The Purpose and Pain of Azure Resource Locks

Azure Resource locks are a feature available in Azure to prevent the removal or change of resources within an Azure tenant (depending on which type of lock is applied). They can be applied to subscriptions, resource groups or just individual resources. Doing so essentially overrides any permissions someone has.

An example lock applied directly to a Data Factory resource

There are two types of locks:

Can Not Delete - resource can be modified and read but not deleted, by anyone.
Read Only - resource can’t be modified or deleted but can still be read.

In theory, these are perfect for preventing accidental (or deliberate) deletion of resources in Azure. They don’t prevent the deletion of data though, only operating at the “control plane” of a resource. That still sounds great though. Turn them on everywhere! That’s another layer of security in your cloud data platform. Right?

Digital Asbestos
#

I debated about this heading as I lost my Dad to Asbestosis but I honestly can’t think of a better way to describe this feature, and I’m not that thin-skinned either. A great place to link some info on Asbestos: Action on Asbestos

Azure Resource Locks are NOT as simple and as beneficial as they appear on the surface. Focusing on the CanNotDelete lock, there’s a lot more going on under the hood that we don’t see that also won’t be apparent right away and could severely impact operation of resources at a future date. A lot of these drawbacks are documented in the Azure Resource Locks docs. Here’s a few excerpts:

A cannot-delete lock on a resource group prevents Azure Resource Manager from automatically deleting deployments in the history. If you reach 800 deployments in the history, your deployments will fail.
A cannot-delete lock on the resource group created by Azure Backup Service causes backups to fail. The service supports a maximum of 18 restore points. When locked, the backup service can’t clean up restore points. For more information, see Frequently asked questions-Back up Azure VMs.
A cannot-delete lock on a resource group prevents Azure Machine Learning from autoscaling Azure Machine Learning compute clusters to remove unused nodes.

Not all drawbacks are documented. The most significant impact I’ve came across is with Azure Data Factory’s functionality.

Azure Data Factory
#

As Microsoft’s data orchestration tool in Azure, Data Factory is often central to data platform implementations and a prime candidate for such an Azure Resource lock to be applied.

Applying a CanNotDelete lock to a Data Factory resource, or the resource group it is a member of (as the locks cascade down automatically) means you can no longer remove core components inside Data Factory, such as Linked Services.

Resource lock error

Playing devil’s advocate for a second, I would argue that outside of a development environment I should not be deleting linked services inside Data Factory anyway. These should be managed with a CI/CD pipeline, much like how I describe in a previous series on CI/CD for Azure Data Factory with Azure DevOps.

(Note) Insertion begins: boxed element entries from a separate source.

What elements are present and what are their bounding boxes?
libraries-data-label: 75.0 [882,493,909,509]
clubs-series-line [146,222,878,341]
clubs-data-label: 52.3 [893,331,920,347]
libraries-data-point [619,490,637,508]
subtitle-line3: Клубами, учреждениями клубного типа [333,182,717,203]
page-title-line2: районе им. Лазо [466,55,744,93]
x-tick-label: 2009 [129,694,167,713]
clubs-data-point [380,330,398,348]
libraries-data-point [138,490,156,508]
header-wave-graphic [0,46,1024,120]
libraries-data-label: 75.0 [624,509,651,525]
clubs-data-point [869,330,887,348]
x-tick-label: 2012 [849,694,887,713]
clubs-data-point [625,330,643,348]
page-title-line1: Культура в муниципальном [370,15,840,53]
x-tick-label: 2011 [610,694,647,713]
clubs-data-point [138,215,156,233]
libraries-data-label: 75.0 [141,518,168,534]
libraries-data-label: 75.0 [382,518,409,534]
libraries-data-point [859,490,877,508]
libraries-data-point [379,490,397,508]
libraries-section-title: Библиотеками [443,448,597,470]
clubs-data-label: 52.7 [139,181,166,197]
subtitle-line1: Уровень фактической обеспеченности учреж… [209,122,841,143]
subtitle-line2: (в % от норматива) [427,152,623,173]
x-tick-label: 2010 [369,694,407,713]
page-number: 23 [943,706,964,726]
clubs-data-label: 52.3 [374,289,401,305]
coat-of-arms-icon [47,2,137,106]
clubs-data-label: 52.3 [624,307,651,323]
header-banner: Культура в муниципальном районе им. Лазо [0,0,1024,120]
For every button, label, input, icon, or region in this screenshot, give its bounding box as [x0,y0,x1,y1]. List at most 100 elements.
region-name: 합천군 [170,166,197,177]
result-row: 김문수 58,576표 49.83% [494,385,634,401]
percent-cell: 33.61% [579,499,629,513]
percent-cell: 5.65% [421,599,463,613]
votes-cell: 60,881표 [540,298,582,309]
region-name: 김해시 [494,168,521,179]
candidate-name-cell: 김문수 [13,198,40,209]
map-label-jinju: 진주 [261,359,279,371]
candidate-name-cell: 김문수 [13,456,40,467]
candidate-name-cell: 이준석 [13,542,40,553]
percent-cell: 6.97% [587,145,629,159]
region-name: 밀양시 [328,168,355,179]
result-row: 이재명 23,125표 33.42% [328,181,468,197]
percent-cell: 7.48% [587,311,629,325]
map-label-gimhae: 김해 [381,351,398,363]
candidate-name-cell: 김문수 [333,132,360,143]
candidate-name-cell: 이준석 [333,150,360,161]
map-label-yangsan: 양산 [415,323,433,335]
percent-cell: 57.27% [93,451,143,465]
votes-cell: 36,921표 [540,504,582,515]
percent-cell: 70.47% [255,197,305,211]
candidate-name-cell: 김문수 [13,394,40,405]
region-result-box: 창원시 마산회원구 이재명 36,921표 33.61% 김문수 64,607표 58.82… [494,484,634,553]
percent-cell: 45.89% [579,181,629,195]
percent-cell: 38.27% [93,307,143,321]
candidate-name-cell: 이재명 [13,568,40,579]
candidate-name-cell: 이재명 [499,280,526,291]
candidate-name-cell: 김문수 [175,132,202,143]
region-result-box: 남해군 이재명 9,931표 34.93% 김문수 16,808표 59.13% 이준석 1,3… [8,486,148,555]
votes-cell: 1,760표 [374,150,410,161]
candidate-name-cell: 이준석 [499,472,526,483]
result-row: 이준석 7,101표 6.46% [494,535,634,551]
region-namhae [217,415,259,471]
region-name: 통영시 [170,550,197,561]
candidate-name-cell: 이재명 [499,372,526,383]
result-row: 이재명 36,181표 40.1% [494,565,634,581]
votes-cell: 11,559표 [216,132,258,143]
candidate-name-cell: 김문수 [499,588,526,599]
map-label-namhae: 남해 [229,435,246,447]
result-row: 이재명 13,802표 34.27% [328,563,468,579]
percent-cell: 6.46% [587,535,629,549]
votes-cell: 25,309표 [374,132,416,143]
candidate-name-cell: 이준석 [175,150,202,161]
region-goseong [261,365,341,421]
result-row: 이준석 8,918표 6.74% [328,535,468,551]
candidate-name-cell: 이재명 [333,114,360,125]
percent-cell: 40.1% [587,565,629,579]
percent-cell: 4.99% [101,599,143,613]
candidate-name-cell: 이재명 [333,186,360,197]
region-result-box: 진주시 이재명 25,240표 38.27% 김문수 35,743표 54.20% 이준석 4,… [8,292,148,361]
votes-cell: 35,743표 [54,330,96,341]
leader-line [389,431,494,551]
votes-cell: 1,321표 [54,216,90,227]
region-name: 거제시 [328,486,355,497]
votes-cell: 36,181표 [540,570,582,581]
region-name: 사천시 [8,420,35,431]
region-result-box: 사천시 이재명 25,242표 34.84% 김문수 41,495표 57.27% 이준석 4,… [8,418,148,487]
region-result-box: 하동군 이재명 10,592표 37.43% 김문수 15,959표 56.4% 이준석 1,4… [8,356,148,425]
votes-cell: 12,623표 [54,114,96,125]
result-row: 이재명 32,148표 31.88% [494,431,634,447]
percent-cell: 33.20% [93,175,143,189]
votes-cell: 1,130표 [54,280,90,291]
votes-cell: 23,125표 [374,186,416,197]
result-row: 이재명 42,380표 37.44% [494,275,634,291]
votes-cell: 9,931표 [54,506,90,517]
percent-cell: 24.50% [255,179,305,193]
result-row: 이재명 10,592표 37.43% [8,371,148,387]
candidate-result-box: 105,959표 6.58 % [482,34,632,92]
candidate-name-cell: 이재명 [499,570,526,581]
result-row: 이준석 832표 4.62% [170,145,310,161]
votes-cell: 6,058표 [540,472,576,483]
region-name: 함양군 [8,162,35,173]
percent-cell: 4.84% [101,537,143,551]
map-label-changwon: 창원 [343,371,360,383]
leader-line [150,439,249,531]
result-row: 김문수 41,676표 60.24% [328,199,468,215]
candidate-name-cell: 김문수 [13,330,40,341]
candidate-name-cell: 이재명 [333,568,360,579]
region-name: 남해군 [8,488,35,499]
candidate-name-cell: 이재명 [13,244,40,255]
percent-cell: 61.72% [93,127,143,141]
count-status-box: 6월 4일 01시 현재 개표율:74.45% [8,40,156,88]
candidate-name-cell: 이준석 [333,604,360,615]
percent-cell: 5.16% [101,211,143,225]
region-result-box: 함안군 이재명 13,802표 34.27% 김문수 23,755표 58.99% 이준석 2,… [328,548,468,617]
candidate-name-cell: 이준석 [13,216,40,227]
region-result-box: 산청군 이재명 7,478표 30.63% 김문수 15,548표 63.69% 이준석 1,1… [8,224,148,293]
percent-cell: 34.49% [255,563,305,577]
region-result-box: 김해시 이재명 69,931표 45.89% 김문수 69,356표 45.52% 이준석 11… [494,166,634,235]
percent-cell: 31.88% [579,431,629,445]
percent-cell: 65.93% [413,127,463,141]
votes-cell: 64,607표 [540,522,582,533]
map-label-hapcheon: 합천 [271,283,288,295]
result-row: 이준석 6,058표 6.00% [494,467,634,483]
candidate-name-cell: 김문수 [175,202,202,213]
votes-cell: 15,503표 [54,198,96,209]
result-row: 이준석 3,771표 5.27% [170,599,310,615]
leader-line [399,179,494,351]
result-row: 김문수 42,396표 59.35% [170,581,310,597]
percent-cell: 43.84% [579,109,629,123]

The problem is that changes in a dev environment need to be propagated to your Test, UAT, and Production environments and in doing so, will fail due to the resource locks.

Triggers too
#

Solving the problem by making Data Factory an exception to resource locks won’t solve the problem entirely either. If you use an event-based trigger in Data Factory, you’re attaching an Event Hub event to the storage account you want to trigger from. Any changes to that trigger, such as disabling it, removing it, or updating it, will conflict with the resource lock on that storage account.

A BlobCreated event on a storage account

Turn it off and on again
#

Jumping back to when I mention CI/CD pipelines, there’s a way around almost all of these problems. As part of a deployment pipeline we can introduce a step to programmatically remove the necessary resource locks. We can then continue with normal deployment tasks before re-applying them again at the end.

Deleting a lock with the Azure CLI
#

lockid=$(az lock show --name LockSite --resource-group exampleresourcegroup --resource-type Microsoft.Web/sites --resource-name examplesite --output tsv --query id)
az lock delete --ids $lockid

This doesn’t really help us in development though and I think that’s ok. We should have the right RBAC set up on development resources so that someone who doesn’t know what they’re doing, can’t break things easily.

It’s sort of cheating though isn’t it? Turn it off to do what we need then turn it back on.